The first call was some years ago. I had just gotten back from Vegas with my boss. We’d been there to do one of our A/V events, and my folks just happened to be staying there. They delayed their departure for one day so they could watch me do my job, which, even to this day, is not easy to explain to people. Upon leaving, my boss and I drove back to L.A., and my folks drove back to Colorado, planning to stop in Mesquite overnight.

Soon after I got back to the office, my cell phone rang. It was my mom, hysterical. Hysterical. This was the first panic.

Days before, my sister’s husband had told her he wanted a divorce. It was horrible. She was sad and depressed, as were we all, I think. I remember getting her call about it. I was driving into work, and when she told me, I almost literally burst into tears. It was a sight, I’m sure, me driving on the 101, crying and talking into my headset, trying to pay attention to traffic, which suddenly was the least important thing in the world.

So I panicked when I got my mom’s hysterical call post-Vegas. My mind went to all kinds of horrible places. Was my sister okay? Had something happened? I couldn’t understand my mom. She was incoherent. Panic. I finally had to yell at my mom to shut up (yes, I think I actually said that!) and tell me what happened, and once she calmed down, she told me some… rather excellent news. Very excellent news, in fact. News that I have promised not to write about on my website. Bummer, because it’s a doozy!

First panic unjustified.

Yesterday, my sister went in for gallbladder surgery. My parents are in Nashville now. They got to spend some time with sis on her boat, then helped her with all the logistics of the surgery.
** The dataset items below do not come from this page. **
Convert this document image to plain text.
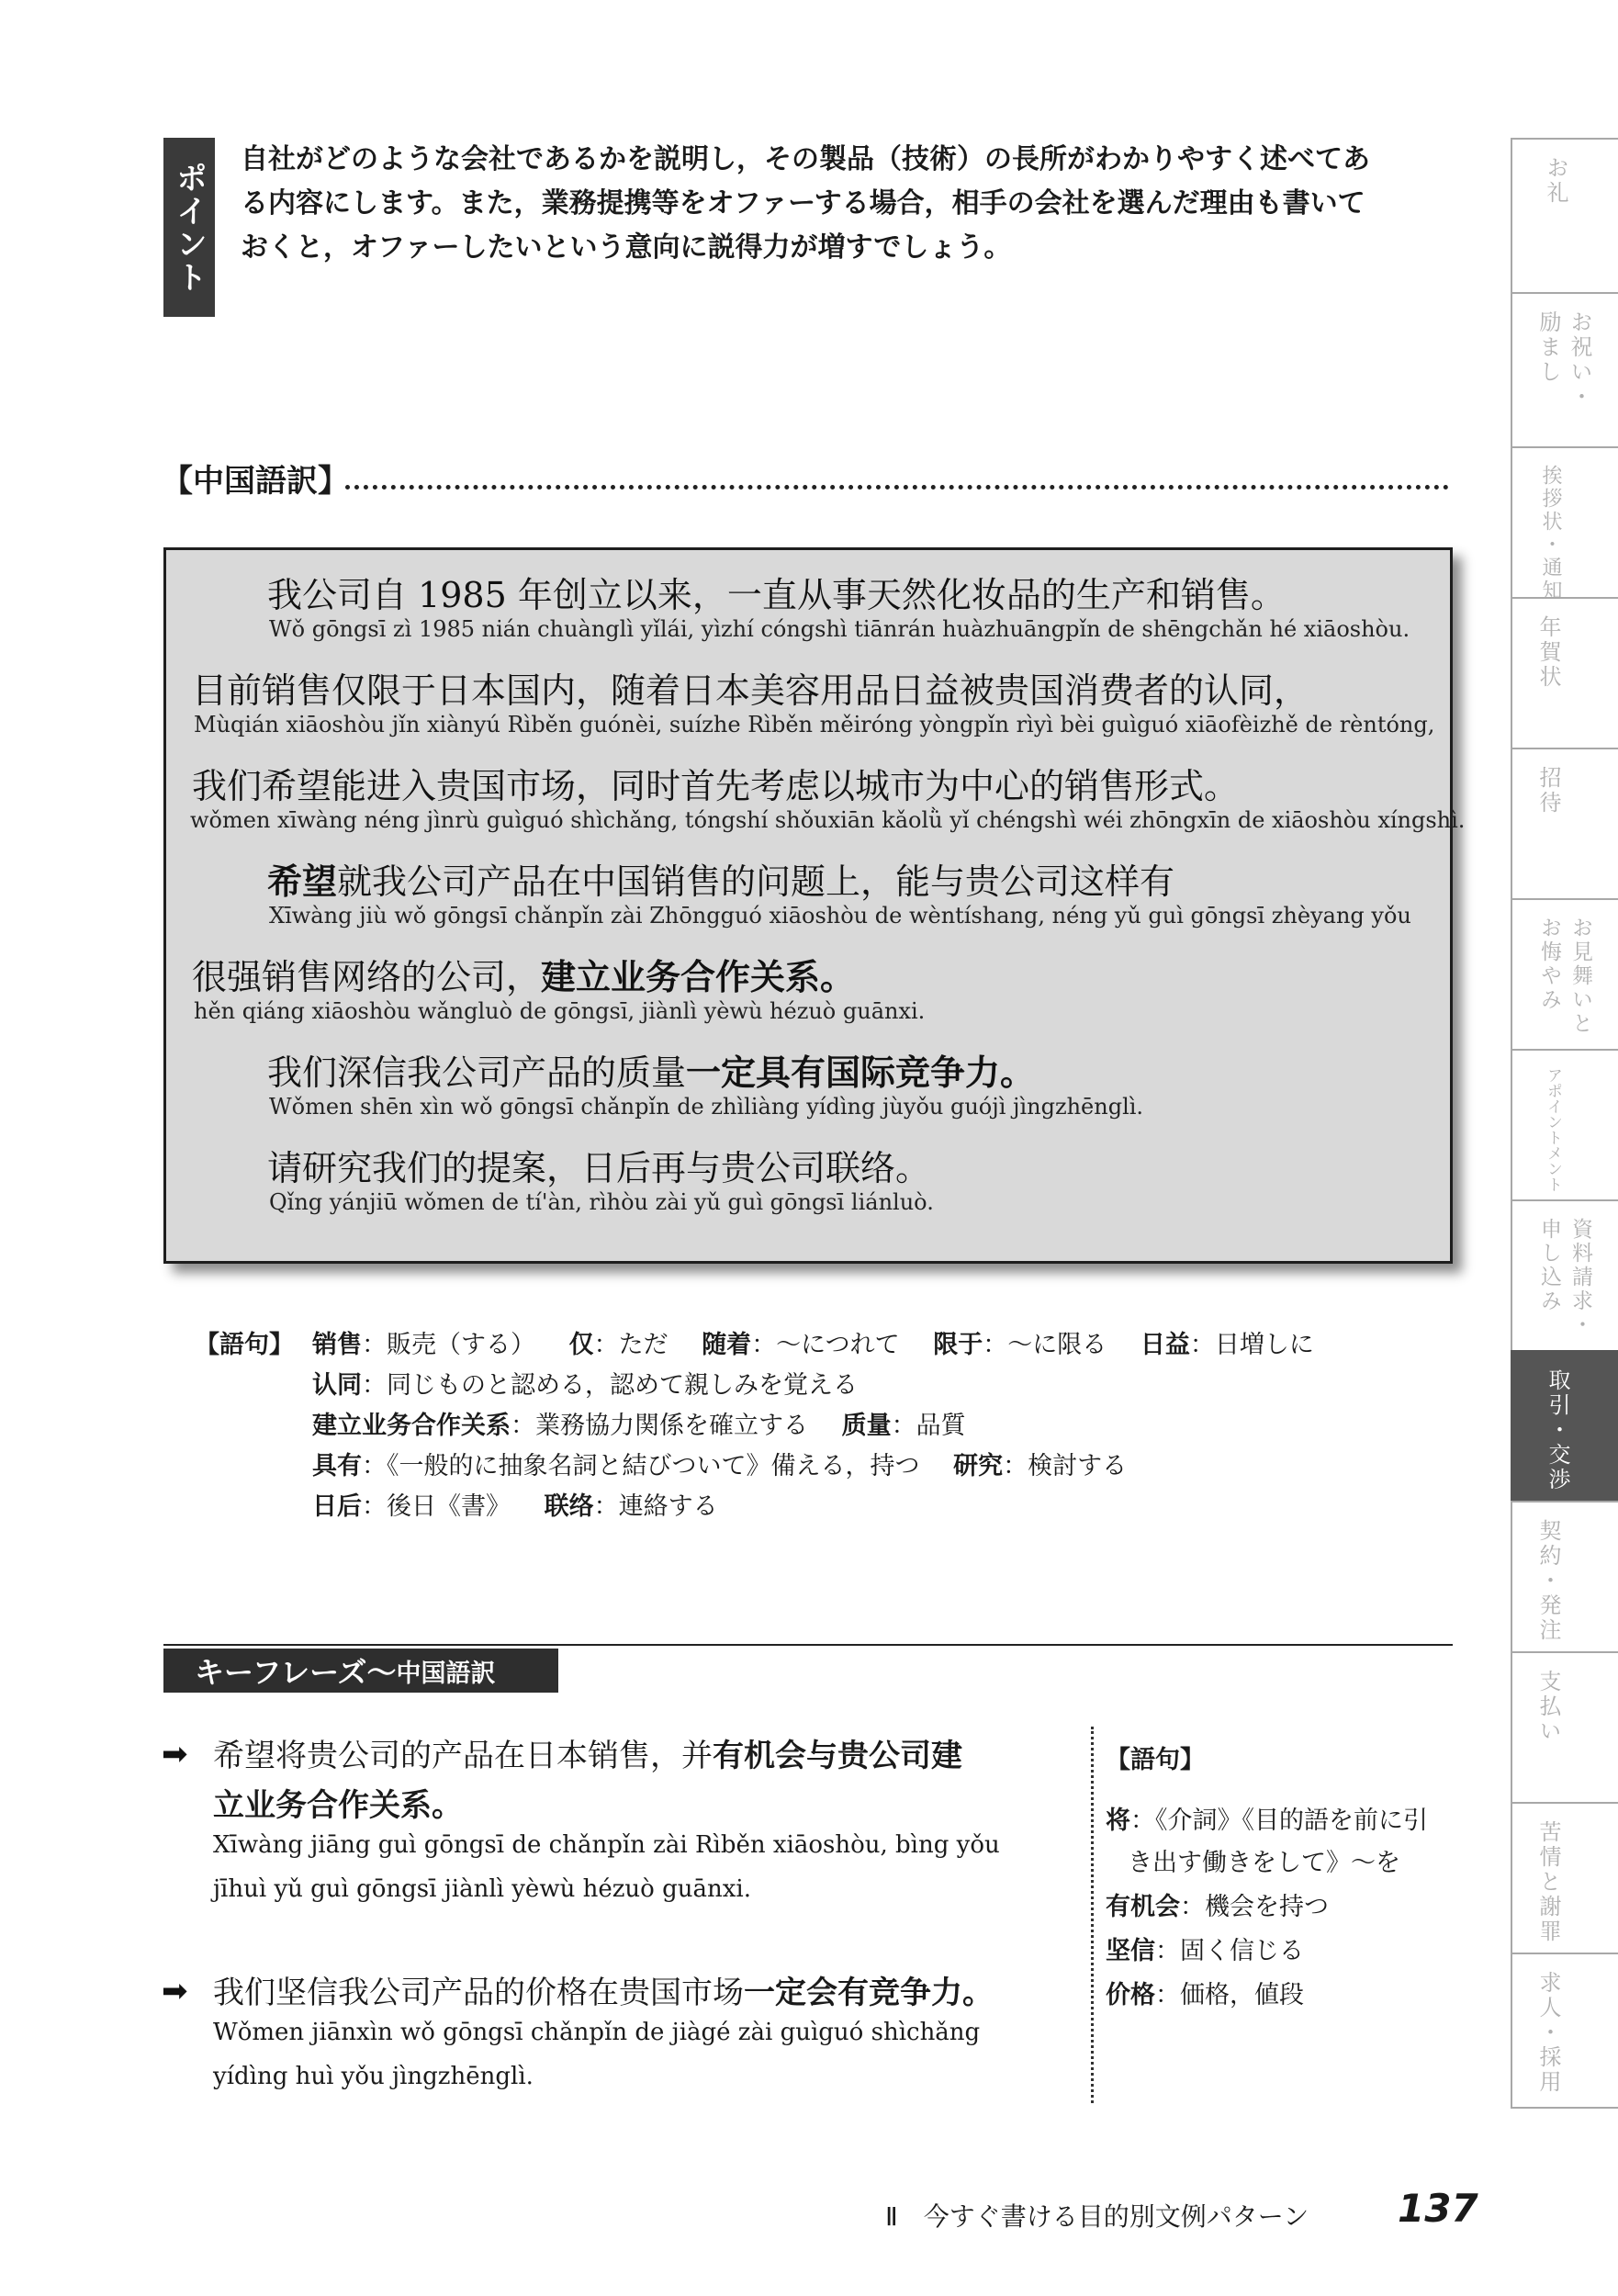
ポイント
自社がどのような会社であるかを説明し，その製品（技術）の長所がわかりやすく述べてあ
る内容にします。また，業務提携等をオファーする場合，相手の会社を選んだ理由も書いて
おくと，オファーしたいという意向に説得力が増すでしょう。
【中国語訳】
我公司自 1985 年创立以来，一直从事天然化妆品的生产和销售。
Wǒ gōngsī zì 1985 nián chuànglì yǐlái, yìzhí cóngshì tiānrán huàzhuāngpǐn de shēngchǎn hé xiāoshòu.
目前销售仅限于日本国内，随着日本美容用品日益被贵国消费者的认同，
Mùqián xiāoshòu jǐn xiànyú Rìběn guónèi, suízhe Rìběn měiróng yòngpǐn rìyì bèi guìguó xiāofèizhě de rèntóng,
我们希望能进入贵国市场，同时首先考虑以城市为中心的销售形式。
wǒmen xīwàng néng jìnrù guìguó shìchǎng, tóngshí shǒuxiān kǎolǜ yǐ chéngshì wéi zhōngxīn de xiāoshòu xíngshì.
希望就我公司产品在中国销售的问题上，能与贵公司这样有
Xīwàng jiù wǒ gōngsī chǎnpǐn zài Zhōngguó xiāoshòu de wèntíshang, néng yǔ guì gōngsī zhèyang yǒu
很强销售网络的公司，建立业务合作关系。
hěn qiáng xiāoshòu wǎngluò de gōngsī, jiànlì yèwù hézuò guānxi.
我们深信我公司产品的质量一定具有国际竞争力。
Wǒmen shēn xìn wǒ gōngsī chǎnpǐn de zhìliàng yídìng jùyǒu guójì jìngzhēnglì.
请研究我们的提案，日后再与贵公司联络。
Qǐng yánjiū wǒmen de tí'àn, rìhòu zài yǔ guì gōngsī liánluò.
【語句】 销售：販売（する） 仅：ただ 随着：～につれて 限于：～に限る 日益：日増しに
认同：同じものと認める，認めて親しみを覚える
建立业务合作关系：業務協力関係を確立する 质量：品質
具有：《一般的に抽象名詞と結びついて》備える，持つ 研究：検討する
日后：後日《書》 联络：連絡する
キーフレーズ～ 中国語訳
➡ 希望将贵公司的产品在日本销售，并有机会与贵公司建
立业务合作关系。
Xīwàng jiāng guì gōngsī de chǎnpǐn zài Rìběn xiāoshòu, bìng yǒu
jīhuì yǔ guì gōngsī jiànlì yèwù hézuò guānxi.
➡ 我们坚信我公司产品的价格在贵国市场一定会有竞争力。
Wǒmen jiānxìn wǒ gōngsī chǎnpǐn de jiàgé zài guìguó shìchǎng
yídìng huì yǒu jìngzhēnglì.
【語句】
将：《介詞》《目的語を前に引
き出す働きをして》～を
有机会：機会を持つ
坚信：固く信じる
价格：価格，値段
お礼
お祝い・
励まし
挨拶状・通知
年賀状
招待
お見舞いと
お悔やみ
アポイントメント
資料請求・
申し込み
取引・交渉
契約・発注
支払い
苦情と謝罪
求人・採用
Ⅱ　今すぐ書ける目的別文例パターン 137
Everything went well, and my sister returned home, out of it thanks to the pain killers.

This morning, not long after 6:00, my iPhone rang with the new old-fashioned phone ringtone I’d just assigned to my family. Odd timing. Fuz had already gotten up to get ready for work, so I was already partly awake.

I poured out of bed to answer the phone, and the second panic was now starting. Had something happened in the night? Was Laura okay? I answered and my mom was shaken. Not hysterical, but shaken, holding back some tragedy. I could not think of any good reason she’d sound this way, but I had been wrong last time. Maybe this was a good call…? No. The only thing it could be was complications with my sister’s surgery. Full panic time.

I did not have to yell at at my mother or tell her to shut up this time, but I did have to ask her what was wrong.

My sister’s townhouse burned down in the night. (More coverage here.)

My sister got up to use the restroom at 4:00 this morning. Or did she subconsciously sense something? Whatever it was, she noticed an orange glow from downstairs, went to see what it was, and saw her back deck on fire.

Man, I don’t know how she did it, but in her post-surgurey state, my sister ran around, yelling and screaming, to get my folks and her dog awake and out of the house. Then she ran to the connecting townhouses and woke her neighbors. Everyone got out okay, and no one was hurt.

My sister’s house is destroyed. What is worse, beyond losing the home, is all the memories that are gone. The pictures and videos and all those things you can never replace. My folks lost all the stuff they’d brought: clothing and glasses and ID and credit cards and teeth. The things you kind of need.

On the second call this morning, just as I was getting on the 405 to go to work, my mom told me that the hydrant water pressure was so bad, the firemen could not get the fire hoses working properly. Upsetting. But she also got teary telling me about the Red Cross’ help. They gave my family care baskets, a hotel room and car rental for three days, and vouchers to go buy clothing and necessities. I actually get teary thinking about that because I thought we were beyond that kind of aid in today’s America.

At 6 this morning, because my mind was turning to the worst, hearing that everyone was okay actually made me calm. My absolute worst fears had not materialized, and I was immediately relieved for that, even though a different and very surprising tragedy had taken place.

Second panic justified, but, thankfully, not fully.